= Meghalaya Progressive Alliance =

Regional Political alliance in India

The Meghalaya Progressive Alliance (MPA) was the ruling coalition of political parties that formed the Government in the state of Meghalaya, India from 2008 to 2009. It was led by the Nationalist Congress Party (NCP) and the United Democratic Party (UDP) who are the second and third largest parties in the 8th Meghalaya Legislative Assembly. Chief Minister Dr. Donkupar Roy and the other ministers in the Government belong to the MPA.

==History==
The MPA was formed soon after the 2008 Meghalaya Legislative Assembly election when it emerged that the Indian National Congress (INC) did not have sufficient Members of the Legislative Assembly (MLAs) to form the Government. All the non-INC parties in the state decided to join hands and formed the MPA in a bid to keep the INC out of power in Meghalaya.

After the elections, the Governor S. S. Sidhu invited the INC-led Meghalaya United Alliance (MUA) under the leadership of D. D. Lapang to form the Government by virtue of being the largest party in the Assembly.
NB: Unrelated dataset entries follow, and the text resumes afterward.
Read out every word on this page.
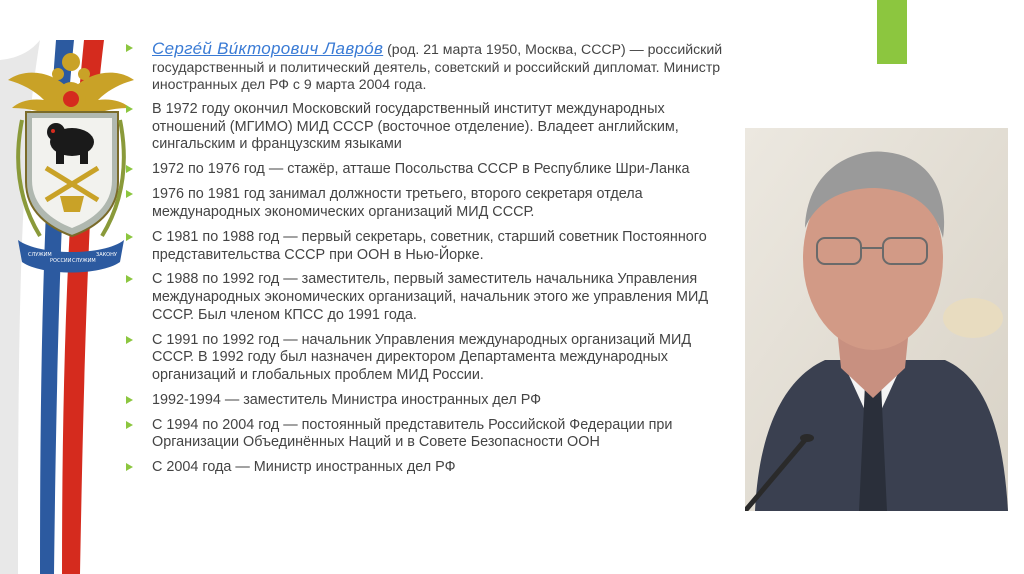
СЛУЖИМ
РОССИИ СЛУЖИМ
ЗАКОНУ
Серге́й Ви́кторович Лавро́в (род. 21 марта 1950, Москва, СССР) — российский государственный и политический деятель, советский и российский дипломат. Министр иностранных дел РФ с 9 марта 2004 года.
В 1972 году окончил Московский государственный институт международных отношений (МГИМО) МИД СССР (восточное отделение). Владеет английским, сингальским и французским языками
1972 по 1976 год — стажёр, атташе Посольства СССР в Республике Шри-Ланка
1976 по 1981 год занимал должности третьего, второго секретаря отдела международных экономических организаций МИД СССР.
С 1981 по 1988 год — первый секретарь, советник, старший советник Постоянного представительства СССР при ООН в Нью-Йорке.
С 1988 по 1992 год — заместитель, первый заместитель начальника Управления международных экономических организаций, начальник этого же управления МИД СССР. Был членом КПСС до 1991 года.
С 1991 по 1992 год — начальник Управления международных организаций МИД СССР. В 1992 году был назначен директором Департамента международных организаций и глобальных проблем МИД России.
1992-1994 — заместитель Министра иностранных дел РФ
С 1994 по 2004 год — постоянный представитель Российской Федерации при Организации Объединённых Наций и в Совете Безопасности ООН
С 2004 года — Министр иностранных дел РФ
The MPA claimed that this move by the Governor was unconstitutional since the MUA did not have sufficient majority in the Assembly. The MUA was given 10 days to prove its majority in the Assembly. As the confidence vote approached, D. D. Lapang resigned and the MPA was given the chance to form the Government.

The MPA Government headed by Dr. Donkupar Roy was sworn in by Governor Sidhu on 19 March 2008 with the support of 31 members in the 60 member Assembly.

The MPA have pledged to provide top priority to ensuring transparency in governance and have prepared a common minimum program that reflects promises made by each of the constituent parties in their respective poll manifestoes.

==Initial Support==
At the time of formation, the MPA included the following members:
- Nationalist Congress Party(NCP) (14 MLAs)
- United Democratic Party (UDP) (11 MLAs)
- Hill State People's Democratic Party (HPDP) (2 MLAs)
- Khun Hynniewtrep National Awakening Movement (KHNAM) (1 MLA)
- Bharatiya Janata Party (BJP) (1 MLA)
- independents (2 MLAs)

Despite being the largest party, the NCP gave up the Chief Minister post to UDP in order to achieve stability in the Government. There are also some reports of a power-sharing agreement between the UDP and NCP to share the Chief Minister position for two and a half years each.

==Changes in constituents==
By June, the MPA was able to secure further support from 2 additional independent MLAs. This took the ruling party's count to 33 in the 60 member Assembly.

==Collapse==
In March 2009, Meghalaya was put under President's Rule. By May 2009, the United Democratic Party and the Hill State People's Democratic Party had left the Progressive Alliance, and the United Alliance returned to power with D.D. Lapang as chief minister.